Ma le vostre aziende fuori dall'Area B.

«Appunto, l'Area B penalizza tante aziende e tanti lavoratori. Noi siamo grandi sostenitori della logica di Area metropolitana, è giusto che alcune funzioni siano spostate dal centro. Però questo processo deve essere accompagnato da uno sviluppo infrastrutturale. A partire dai collegamenti».

E invece?

«E invece la M5 arriverà a Monza nel 2031. Altri otto anni per collegare Monza e Sesto San Giovanni? Non è possibile che nell'era digitale si debbano sprecare quattro anni con carte che vanno avanti e indietro. Davvero non mi rassegno ai tempi della burocrazia e di certe decisioni politiche. Guardi anche lo stadio...».

Appunto: cosa pensa della querelle su San Siro?

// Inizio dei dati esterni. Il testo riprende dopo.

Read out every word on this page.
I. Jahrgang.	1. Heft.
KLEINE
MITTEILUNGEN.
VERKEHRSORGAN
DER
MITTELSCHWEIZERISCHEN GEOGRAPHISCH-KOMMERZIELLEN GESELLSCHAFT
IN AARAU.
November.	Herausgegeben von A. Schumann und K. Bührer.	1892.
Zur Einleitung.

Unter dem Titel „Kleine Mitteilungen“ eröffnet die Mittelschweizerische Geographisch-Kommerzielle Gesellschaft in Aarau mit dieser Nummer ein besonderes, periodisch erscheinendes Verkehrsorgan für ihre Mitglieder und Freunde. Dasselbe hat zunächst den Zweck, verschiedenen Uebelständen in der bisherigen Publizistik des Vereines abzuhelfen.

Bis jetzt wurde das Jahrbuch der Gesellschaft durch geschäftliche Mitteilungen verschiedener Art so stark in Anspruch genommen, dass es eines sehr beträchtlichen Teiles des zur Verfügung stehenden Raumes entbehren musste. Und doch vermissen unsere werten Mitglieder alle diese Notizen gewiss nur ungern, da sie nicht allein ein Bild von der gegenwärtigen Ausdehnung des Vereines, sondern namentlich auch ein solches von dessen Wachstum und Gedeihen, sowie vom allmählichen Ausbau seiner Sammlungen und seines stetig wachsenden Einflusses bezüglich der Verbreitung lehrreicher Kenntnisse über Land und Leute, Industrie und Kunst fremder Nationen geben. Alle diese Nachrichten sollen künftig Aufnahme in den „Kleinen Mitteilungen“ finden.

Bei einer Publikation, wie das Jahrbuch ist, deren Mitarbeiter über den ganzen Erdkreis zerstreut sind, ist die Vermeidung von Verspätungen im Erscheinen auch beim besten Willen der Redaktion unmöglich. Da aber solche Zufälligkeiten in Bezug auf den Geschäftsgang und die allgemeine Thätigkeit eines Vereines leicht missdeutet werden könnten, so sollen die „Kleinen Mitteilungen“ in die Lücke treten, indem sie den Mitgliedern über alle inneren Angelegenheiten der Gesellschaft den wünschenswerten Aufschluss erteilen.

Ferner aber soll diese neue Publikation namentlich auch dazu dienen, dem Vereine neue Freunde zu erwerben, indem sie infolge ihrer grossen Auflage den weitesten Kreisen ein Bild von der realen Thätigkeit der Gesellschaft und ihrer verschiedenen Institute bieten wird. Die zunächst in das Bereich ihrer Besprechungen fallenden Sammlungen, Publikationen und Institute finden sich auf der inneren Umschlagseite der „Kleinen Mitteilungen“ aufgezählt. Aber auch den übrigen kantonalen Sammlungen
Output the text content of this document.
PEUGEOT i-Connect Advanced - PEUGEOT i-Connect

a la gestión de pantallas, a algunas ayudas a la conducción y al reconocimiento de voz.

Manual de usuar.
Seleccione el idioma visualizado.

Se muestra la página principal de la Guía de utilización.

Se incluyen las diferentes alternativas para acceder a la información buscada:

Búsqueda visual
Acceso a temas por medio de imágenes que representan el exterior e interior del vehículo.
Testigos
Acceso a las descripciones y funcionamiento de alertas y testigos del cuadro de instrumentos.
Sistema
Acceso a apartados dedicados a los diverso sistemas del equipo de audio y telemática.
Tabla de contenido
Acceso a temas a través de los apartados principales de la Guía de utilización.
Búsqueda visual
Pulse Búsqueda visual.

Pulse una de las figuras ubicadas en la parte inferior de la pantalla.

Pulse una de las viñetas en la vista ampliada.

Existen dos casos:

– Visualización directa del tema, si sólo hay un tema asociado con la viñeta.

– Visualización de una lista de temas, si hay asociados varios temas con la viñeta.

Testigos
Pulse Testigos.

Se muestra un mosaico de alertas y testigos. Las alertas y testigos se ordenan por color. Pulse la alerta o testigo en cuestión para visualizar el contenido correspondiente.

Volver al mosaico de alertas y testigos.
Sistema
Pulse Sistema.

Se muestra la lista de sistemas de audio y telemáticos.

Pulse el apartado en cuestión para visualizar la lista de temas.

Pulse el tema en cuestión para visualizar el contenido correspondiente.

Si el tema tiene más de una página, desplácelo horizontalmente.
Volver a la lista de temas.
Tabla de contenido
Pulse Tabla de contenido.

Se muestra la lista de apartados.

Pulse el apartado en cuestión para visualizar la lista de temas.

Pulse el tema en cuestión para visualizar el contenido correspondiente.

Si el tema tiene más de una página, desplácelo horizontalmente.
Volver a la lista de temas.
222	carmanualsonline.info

«La politica deve avere il coraggio di decidere e di farlo in tempi utili. Milan e Inter sono asset della città, attraggono persone e investimenti, e per competere hanno bisogno di strutture adeguate. Non ci si può perdere attorno al vincolo architettonico che equipara un impianto sportivo a un monumento, guardiamo piuttosto al progetto di riqualificazione della zona, questo significa interpretare il futuro. Era stato così anche per Porta Nuova, tante paure e invece siamo di fronte a un esempio vincente».

Torniamo alla mobilità: il problema è la M5 a Monza?

«Il problema è una visione a lungo termine. Piste ciclabili, Zone 30, corso Buenos Aires e corso Venezia rivoluzionati, e anche Area B sono interventi dal respiro corto. L'impatto ambientale si affronta con una metropolitana e un piano parcheggi adeguato alle necessità, visto che è proprio il Comune a spiegare che la città a 30 all'ora, per funzionare, ha bisogno che le strade siano liberate dalle auto. E poi c'è un deficit del servizio taxi che è sotto gli occhi di tutti: risolviamo una volta per tutte la questione delle licenze e diamo a Milano un sistema di auto pubbliche da città europea, con tariffe notturne abbordabili. Detto tutto ciò, comunque, trovo giusta la battaglia del sindaco sui contributi per il trasporto pubblico: è sacrosanto che chi investe di più ne riceva di più».

Però, di fatto, lei sta muovendo molte critiche alle scelte del sindaco.

«La mia è una sollecitazione, uno stimolo ad alzare lo sguardo, a impostare le visioni di lungo termine e a non rimanere intrappolati nei piccoli interessi da comitato, a immaginare una città che nel 2050 sia un ambiente ospitale per chi studia, chi lavora, chi produce, per i turisti...».

Ma i problemi vanno oltre mobilità e infrastrutture.

«Infatti siamo convinti che ci riguardino anche questioni come la sicurezza e la casa. Non possiamo rischiare di perdere tanti giovani che studiano nelle nostre eccellenti università e poi faticano a sostenere i costi dell'abitare».

Quindi, parafrasando l'Avvocato Agnelli, ciò che va bene agli industriali va bene a Milano e viceversa?

«Bisogna fare insieme scelte per il bene della città in cui viviamo e lavoriamo. Il mondo privato è pronto a fare la sua parte come sempre. Tante imprese vorrebbero mettersi in gioco su progetti pubblici, però si scontrano con una burocrazia che frena».